Todos tenemos,
en mayor o menor medida,
una necesidad de ser nombrados, y más si somos nombrados desde la inocencia, desde el
blanco puro de la infancia donde surge el punto de inflexión, en el que tiempo después,
todo se quiebra. Pablo Baleriola, en Carne Triste (Editorial Cántico; 2023) nos habla desde una voz lenta como él mismo
dice, un narrador agotado ante el ruido de la producción incesante, los antidepresivos y las vacaciones que se vuelven
cíclicas a la espera de que
un día, como narra en Un muchacho que
duerme: “nadie te habla ni te espera, ni siquiera tú porque
te pierdes”.
Su
poética comienza en un habitáculo, un constante intento de hogar cuando el
mismo yo se ve agotado ante la gentrificación de las grandes ciudades, las
idas y venidas en busca de un espacio
donde habitar, donde existir.
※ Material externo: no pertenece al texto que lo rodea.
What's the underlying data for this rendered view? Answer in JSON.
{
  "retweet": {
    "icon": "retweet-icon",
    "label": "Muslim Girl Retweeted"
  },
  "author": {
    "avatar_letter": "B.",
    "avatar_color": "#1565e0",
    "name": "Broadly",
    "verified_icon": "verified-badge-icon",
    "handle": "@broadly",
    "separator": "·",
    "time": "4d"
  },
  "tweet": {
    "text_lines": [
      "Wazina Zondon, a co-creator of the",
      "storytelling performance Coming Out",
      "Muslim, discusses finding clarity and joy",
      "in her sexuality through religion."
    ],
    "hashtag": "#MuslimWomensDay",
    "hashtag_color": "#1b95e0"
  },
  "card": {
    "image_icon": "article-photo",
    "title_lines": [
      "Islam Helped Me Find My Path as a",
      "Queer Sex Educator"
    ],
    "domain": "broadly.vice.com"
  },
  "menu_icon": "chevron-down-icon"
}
El autor se encuentra en una huida permanente
hacia un no sabe dónde, sin fin.
El texto,
en un logro literario a modo de simulador Game Boy, nos muestra un cuerpo agotado
que vuelve a Pueblo Lavanda en busca de lo reconocible como si de Ash se
tratara, de los orígenes y el amor de
la familia, sin olvidar el reconocimiento en los otros, en esos amigos que tomamos como parte de
nosotros.
Carne Triste se
divide en tres partes que podrían ser perfectamente tres libros distintos que se encuentran en un diálogo constante por
la búsqueda de la identidad desde diferentes
perspectivas: desde el espacio habitable, la convivencia con los demás
hasta la voz más introspectiva. La
obra funciona a modo de capas que se van encontrando, levantando, por parte del lector. Las emocionales imágenes
no paran de generarse en una lucha constante
entre lo frenético y violento de la vida a la vez que el autor nos
muestra un imaginario riquísimo
y generacional, pero sin dejar de lado la idea de amplitud, de abrazar lo excepcional sin miedo sabiendo
que todo tiene cabida, diálogo, encuentro.